S’il a annoncé que les négociations reprendraient mardi à 11 heures (16h00, heure de Paris), il a refusé de se prononcer sur un éventuel retour des barrages routiers après que le préfet eut émis de fortes réserves sur une proposition formulée par certains partenaires sociaux. «Si nous n'avons pas de réponse, les choses ne pourront que s'envenimer», a averti le leader.

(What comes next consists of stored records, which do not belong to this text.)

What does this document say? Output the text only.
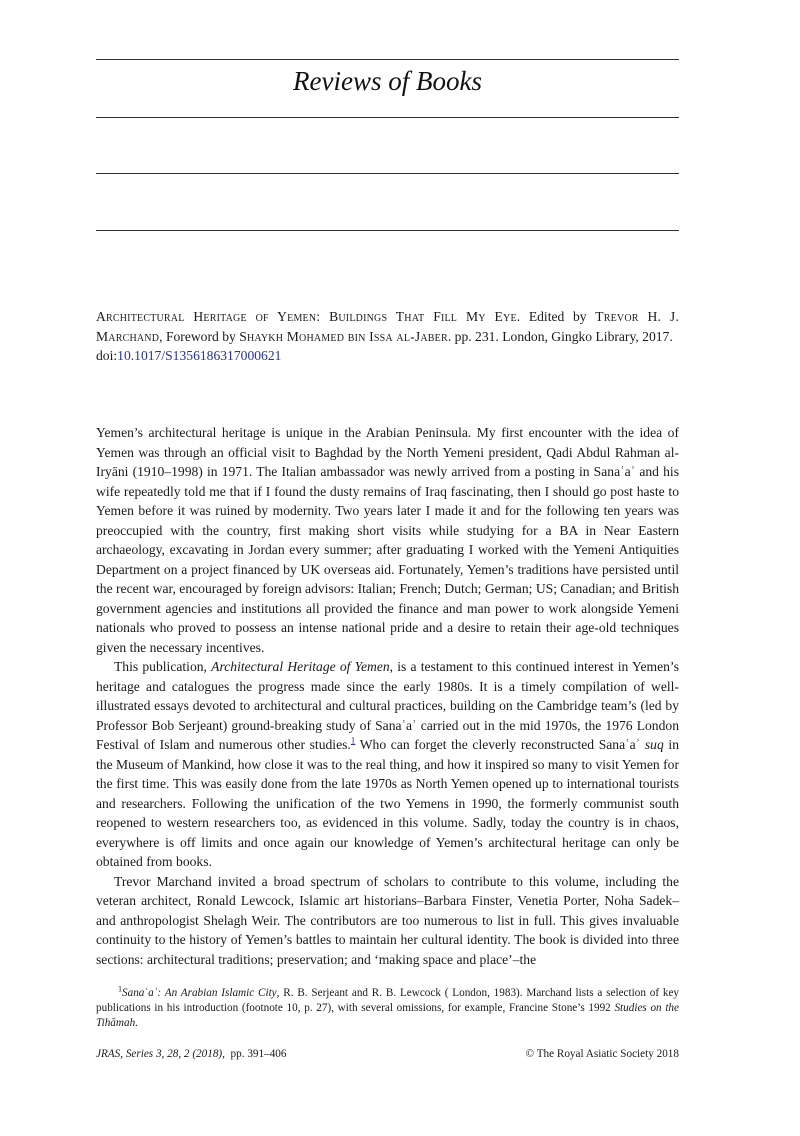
Reviews of Books
Architectural Heritage of Yemen: Buildings That Fill My Eye. Edited by Trevor H. J. Marchand, Foreword by Shaykh Mohamed bin Issa al-Jaber. pp. 231. London, Gingko Library, 2017.
doi:10.1017/S1356186317000621

Yemen’s architectural heritage is unique in the Arabian Peninsula. My first encounter with the idea of Yemen was through an official visit to Baghdad by the North Yemeni president, Qadi Abdul Rahman al-Iryāni (1910–1998) in 1971. The Italian ambassador was newly arrived from a posting in Sanaʿaʾ and his wife repeatedly told me that if I found the dusty remains of Iraq fascinating, then I should go post haste to Yemen before it was ruined by modernity. Two years later I made it and for the following ten years was preoccupied with the country, first making short visits while studying for a BA in Near Eastern archaeology, excavating in Jordan every summer; after graduating I worked with the Yemeni Antiquities Department on a project financed by UK overseas aid. Fortunately, Yemen’s traditions have persisted until the recent war, encouraged by foreign advisors: Italian; French; Dutch; German; US; Canadian; and British government agencies and institutions all provided the finance and man power to work alongside Yemeni nationals who proved to possess an intense national pride and a desire to retain their age-old techniques given the necessary incentives.

This publication, Architectural Heritage of Yemen, is a testament to this continued interest in Yemen’s heritage and catalogues the progress made since the early 1980s. It is a timely compilation of well-illustrated essays devoted to architectural and cultural practices, building on the Cambridge team’s (led by Professor Bob Serjeant) ground-breaking study of Sanaʿaʾ carried out in the mid 1970s, the 1976 London Festival of Islam and numerous other studies.$^1$ Who can forget the cleverly reconstructed Sanaʿaʾ suq in the Museum of Mankind, how close it was to the real thing, and how it inspired so many to visit Yemen for the first time. This was easily done from the late 1970s as North Yemen opened up to international tourists and researchers. Following the unification of the two Yemens in 1990, the formerly communist south reopened to western researchers too, as evidenced in this volume. Sadly, today the country is in chaos, everywhere is off limits and once again our knowledge of Yemen’s architectural heritage can only be obtained from books.

Trevor Marchand invited a broad spectrum of scholars to contribute to this volume, including the veteran architect, Ronald Lewcock, Islamic art historians–Barbara Finster, Venetia Porter, Noha Sadek–and anthropologist Shelagh Weir. The contributors are too numerous to list in full. This gives invaluable continuity to the history of Yemen’s battles to maintain her cultural identity. The book is divided into three sections: architectural traditions; preservation; and ‘making space and place’–the

$^1$Sanaʿaʾ: An Arabian Islamic City, R. B. Serjeant and R. B. Lewcock ( London, 1983). Marchand lists a selection of key publications in his introduction (footnote 10, p. 27), with several omissions, for example, Francine Stone’s 1992 Studies on the Tihāmah.
JRAS, Series 3, 28, 2 (2018), pp. 391–406	© The Royal Asiatic Society 2018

De son côté le préfet de Guadeloupe, Nicolas Desforges, a affirmé que «les négociations continuent». Il a également indiqué que l'Etat ainsi que le conseil régional et le conseil général, qui seraient partie prenante de ce projet, devaient préalablement en faire «une expertise». Mais, a-t-il une nouvelle fois insisté, «l'Etat n'a pas à financer les augmentations de salaires dans le privé» car «cela mettrait par terre le système social français».
La proposition prévoit que l'Etat devrait prendre à sa charge pendant trois ans des exonérations salariales de CSG et de CRDS, qui servent au financement de la sécurité sociale. La somme économisée représenterait 100 euros sur les 200 d'augmentation des bas salaires réclamées par le LKP. Les 100 autres euros seraient pris en charge à part égale par le patronat d'un côté et par les collectivités locales de l'autre (conseil régional et conseil général). Selon le LKP, plusieurs organisations patronales «représentant 42.000 salariés sur les 45.000 concernés par le dispositif», auraient marqué leur accord à cette proposition de l'Union des chefs d'entreprises guadeloupéens (UCEG), créée ces derniers jours à l'initiative du LKP.
Jean-Yves Ramassammy, à la tête du collectif des petits entrepreneurs de la Guadeloupe, a affirmé que «les PME ne pourront pas répondre toutes seules à cette demande de 200 euros» sans «mesures d'accompagnement» de l'Etat. Mais Willy Angèle du Medef Guadeloupe n'a pas validé la proposition, indiquant vouloir rester dans le cadre d'une augmentation salariale abondée par une part de RSA.